L’imam Yassir Fazaga et la taupe du FBI, Graid Monteilh.

Une affaire judiciaire oppose des Arabes américains de confession musulmane au Federal Bureau of Investigation (FBI), le principal service fédéral de police judiciaire et un service de renseignement intérieur américain, qu’ils accusent d’avoir ciblé les musulmans américains en infiltrant les mosquées du sud de la Californie. Lutte contre le terrorisme ou atteinte aux libertés individuelles, sacro-saint principe garanti par la Constitution des Etats-Unis ?

Par Mohsen Redissi *

La vengeance est un plat qui se mange froid, servi très relevé il est resté à travers la gorge du directeur du bureau régional du FBI en Californie. Avaler une couleuvre était plus facile.

Une décision doit être rendue d’ici fin juin 2022. Ce n’est pas une hibernation, mais une profonde réflexion. Les juges de la Cour suprême sont réticents. Le cas est délicat car il engage un appareil tentaculaire de l’Etat américain chargé de la recherche, pas toujours de la vérité, et de la surveillance de tout citoyen sur le territoire de l’Union.

Le gouvernement est accusé d’avoir violé les droits civiques d’une communauté souvent mise à l’index au lendemain des attentats terroristes du 11 septembre 2001. Les hommes en soutane de noir vêtus de la Cour doivent décider si le refus du FBI de fournir les documents qui l’incriminent dans cette affaire relève de la sécurité nationale ou un motif tout trouvé pour être sûr d’arrêter toute poursuite.

Bob Woodward dans son livre «C.I.A. : guerres secrètes, 1981-1987» démystifie le secret qui entoure les opérations clandestines menées un peu partout dans le monde par l’armée et les différentes agences nationales de renseignement.

Deux raisons poussent les gouvernements d’une façon générale d’user et d’abuser du secret d’Etat : un mauvais choix politique ou la peur de heurter la sensibilité des gens.

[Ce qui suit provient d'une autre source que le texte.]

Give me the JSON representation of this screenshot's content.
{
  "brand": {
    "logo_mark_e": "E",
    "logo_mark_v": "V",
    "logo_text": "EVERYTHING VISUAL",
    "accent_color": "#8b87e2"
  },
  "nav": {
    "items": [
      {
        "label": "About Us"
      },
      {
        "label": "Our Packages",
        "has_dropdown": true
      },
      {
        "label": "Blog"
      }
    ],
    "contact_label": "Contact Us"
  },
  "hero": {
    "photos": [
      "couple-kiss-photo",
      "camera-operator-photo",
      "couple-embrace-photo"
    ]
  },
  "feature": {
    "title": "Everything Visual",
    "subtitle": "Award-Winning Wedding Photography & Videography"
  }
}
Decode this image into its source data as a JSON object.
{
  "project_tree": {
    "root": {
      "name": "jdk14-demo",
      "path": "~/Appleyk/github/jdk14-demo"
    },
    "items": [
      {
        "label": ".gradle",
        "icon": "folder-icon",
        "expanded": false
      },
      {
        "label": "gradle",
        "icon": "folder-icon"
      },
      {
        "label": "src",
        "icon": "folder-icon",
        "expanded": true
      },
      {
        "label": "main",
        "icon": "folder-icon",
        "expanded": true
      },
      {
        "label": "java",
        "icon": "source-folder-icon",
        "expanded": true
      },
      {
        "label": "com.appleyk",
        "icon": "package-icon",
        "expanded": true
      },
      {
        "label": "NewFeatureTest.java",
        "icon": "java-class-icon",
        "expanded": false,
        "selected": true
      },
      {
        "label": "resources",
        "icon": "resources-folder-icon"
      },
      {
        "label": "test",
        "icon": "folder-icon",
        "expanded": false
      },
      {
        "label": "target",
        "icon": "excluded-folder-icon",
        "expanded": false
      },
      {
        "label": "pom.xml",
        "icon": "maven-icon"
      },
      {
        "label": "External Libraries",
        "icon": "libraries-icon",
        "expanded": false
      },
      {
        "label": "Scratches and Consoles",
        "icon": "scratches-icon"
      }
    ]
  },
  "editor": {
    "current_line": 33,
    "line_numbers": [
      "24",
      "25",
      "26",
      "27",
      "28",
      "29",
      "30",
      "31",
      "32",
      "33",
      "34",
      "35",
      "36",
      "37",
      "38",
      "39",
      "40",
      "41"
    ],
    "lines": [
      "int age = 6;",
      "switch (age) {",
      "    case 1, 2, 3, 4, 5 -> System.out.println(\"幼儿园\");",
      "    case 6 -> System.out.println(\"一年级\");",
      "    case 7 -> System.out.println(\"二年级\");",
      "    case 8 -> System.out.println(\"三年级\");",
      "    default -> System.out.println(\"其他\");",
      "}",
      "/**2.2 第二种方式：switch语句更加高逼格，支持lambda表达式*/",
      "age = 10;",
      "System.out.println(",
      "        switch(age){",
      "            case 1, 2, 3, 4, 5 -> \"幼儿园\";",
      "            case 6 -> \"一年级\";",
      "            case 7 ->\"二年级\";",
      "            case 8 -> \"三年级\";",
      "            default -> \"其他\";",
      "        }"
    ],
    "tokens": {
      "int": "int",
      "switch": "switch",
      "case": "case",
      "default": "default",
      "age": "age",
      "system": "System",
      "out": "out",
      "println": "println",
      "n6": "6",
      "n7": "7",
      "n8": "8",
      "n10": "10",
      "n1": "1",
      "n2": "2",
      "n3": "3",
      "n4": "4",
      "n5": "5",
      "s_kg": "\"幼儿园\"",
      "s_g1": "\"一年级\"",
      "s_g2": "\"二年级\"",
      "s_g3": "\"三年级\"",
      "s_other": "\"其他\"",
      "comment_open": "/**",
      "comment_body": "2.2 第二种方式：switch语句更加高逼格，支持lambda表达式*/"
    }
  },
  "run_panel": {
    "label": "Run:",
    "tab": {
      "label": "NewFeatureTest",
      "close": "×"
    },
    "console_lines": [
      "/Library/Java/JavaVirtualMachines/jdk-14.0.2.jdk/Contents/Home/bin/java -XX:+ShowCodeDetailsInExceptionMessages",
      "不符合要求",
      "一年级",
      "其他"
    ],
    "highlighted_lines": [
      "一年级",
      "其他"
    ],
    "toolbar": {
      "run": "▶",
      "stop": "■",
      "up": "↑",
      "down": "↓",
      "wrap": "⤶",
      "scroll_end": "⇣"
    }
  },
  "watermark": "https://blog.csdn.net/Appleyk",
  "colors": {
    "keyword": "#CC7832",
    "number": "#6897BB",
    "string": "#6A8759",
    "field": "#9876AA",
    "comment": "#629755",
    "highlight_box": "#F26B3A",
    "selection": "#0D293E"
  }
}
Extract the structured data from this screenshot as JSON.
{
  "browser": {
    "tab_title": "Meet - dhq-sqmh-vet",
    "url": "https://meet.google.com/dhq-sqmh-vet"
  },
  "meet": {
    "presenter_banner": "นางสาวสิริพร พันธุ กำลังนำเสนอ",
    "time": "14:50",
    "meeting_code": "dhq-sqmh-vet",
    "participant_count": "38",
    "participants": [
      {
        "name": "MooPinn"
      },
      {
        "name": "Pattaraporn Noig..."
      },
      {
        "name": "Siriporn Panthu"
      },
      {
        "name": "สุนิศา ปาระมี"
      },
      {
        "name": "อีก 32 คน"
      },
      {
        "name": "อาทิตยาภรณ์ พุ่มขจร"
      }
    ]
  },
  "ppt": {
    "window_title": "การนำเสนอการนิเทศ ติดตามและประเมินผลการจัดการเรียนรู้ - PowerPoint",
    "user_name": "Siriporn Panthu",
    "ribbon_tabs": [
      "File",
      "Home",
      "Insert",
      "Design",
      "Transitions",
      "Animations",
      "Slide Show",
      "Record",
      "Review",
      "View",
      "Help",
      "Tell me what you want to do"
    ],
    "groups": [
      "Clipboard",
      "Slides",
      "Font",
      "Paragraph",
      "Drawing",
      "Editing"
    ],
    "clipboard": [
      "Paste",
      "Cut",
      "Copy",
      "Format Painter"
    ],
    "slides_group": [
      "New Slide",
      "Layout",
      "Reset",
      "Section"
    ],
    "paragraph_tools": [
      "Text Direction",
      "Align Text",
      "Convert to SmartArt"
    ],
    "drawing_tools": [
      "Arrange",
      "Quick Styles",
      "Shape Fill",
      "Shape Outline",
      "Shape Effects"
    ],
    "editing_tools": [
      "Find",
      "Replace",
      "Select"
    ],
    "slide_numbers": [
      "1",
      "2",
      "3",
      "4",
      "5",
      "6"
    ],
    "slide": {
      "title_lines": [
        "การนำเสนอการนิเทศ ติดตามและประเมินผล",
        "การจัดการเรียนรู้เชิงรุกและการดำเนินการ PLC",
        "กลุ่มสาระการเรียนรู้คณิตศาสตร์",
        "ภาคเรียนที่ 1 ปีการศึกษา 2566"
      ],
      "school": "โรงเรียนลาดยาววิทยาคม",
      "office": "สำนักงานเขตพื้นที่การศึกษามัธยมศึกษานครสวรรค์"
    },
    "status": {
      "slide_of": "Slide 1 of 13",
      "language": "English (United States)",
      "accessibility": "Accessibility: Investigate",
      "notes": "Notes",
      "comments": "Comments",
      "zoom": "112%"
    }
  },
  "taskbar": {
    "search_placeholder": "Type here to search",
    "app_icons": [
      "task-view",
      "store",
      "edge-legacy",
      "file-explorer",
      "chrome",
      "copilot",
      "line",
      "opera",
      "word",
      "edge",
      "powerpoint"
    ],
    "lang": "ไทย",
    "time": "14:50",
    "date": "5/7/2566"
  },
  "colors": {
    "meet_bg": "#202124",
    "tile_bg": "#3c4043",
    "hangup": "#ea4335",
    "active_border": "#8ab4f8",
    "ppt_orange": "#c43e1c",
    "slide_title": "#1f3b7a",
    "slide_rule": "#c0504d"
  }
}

Le FBI a établi toute sa défense sur le secret d’Etat. Ce subterfuge est souvent employé pour couvrir des opérations occultes, ou retenir des informations dans le cadre d’un litige. La 9e Cour d’appel de San Francisco s’est prononcée contre le FBI en 2020. Le ministère de la Justice sous l’administration Trump a fait appel; il a exhorté la Haute cour à annuler la décision et de rejeter le procès.

Dans la séance préliminaire du 8 novembre, le juge associé Neil Gorsuch a déclaré que dans l’affaire Federal Bureau of Investigation v. Fazaga, n°20-828 (1), le gouvernement n’a que deux choix : divulguer des preuves secrètes pour se défendre quitte à perdre la face ou retenir les documents et risquer de débourser une grosse somme d’argent dans un hypothétique intérêt national?

Les Arabes américains eux se sont rabattus sur leurs chapelets en invoquant Allah pour qu’il leur vienne en aide.

Orange County Islamic Foundation, à Mission Viejo.

Aux sources du mal

Trois citoyens musulmans américains, Yassir Fazaga, imam de la Orange County Islamic Foundation à Mission Viejo, Ali Uddin Malik et Yasser Abdel Rahim ont accusé dans le procès de 2011 le bureau régional du FBI d’avoir ciblé les musulmans américains en infiltrant les mosquées du sud de la Californie.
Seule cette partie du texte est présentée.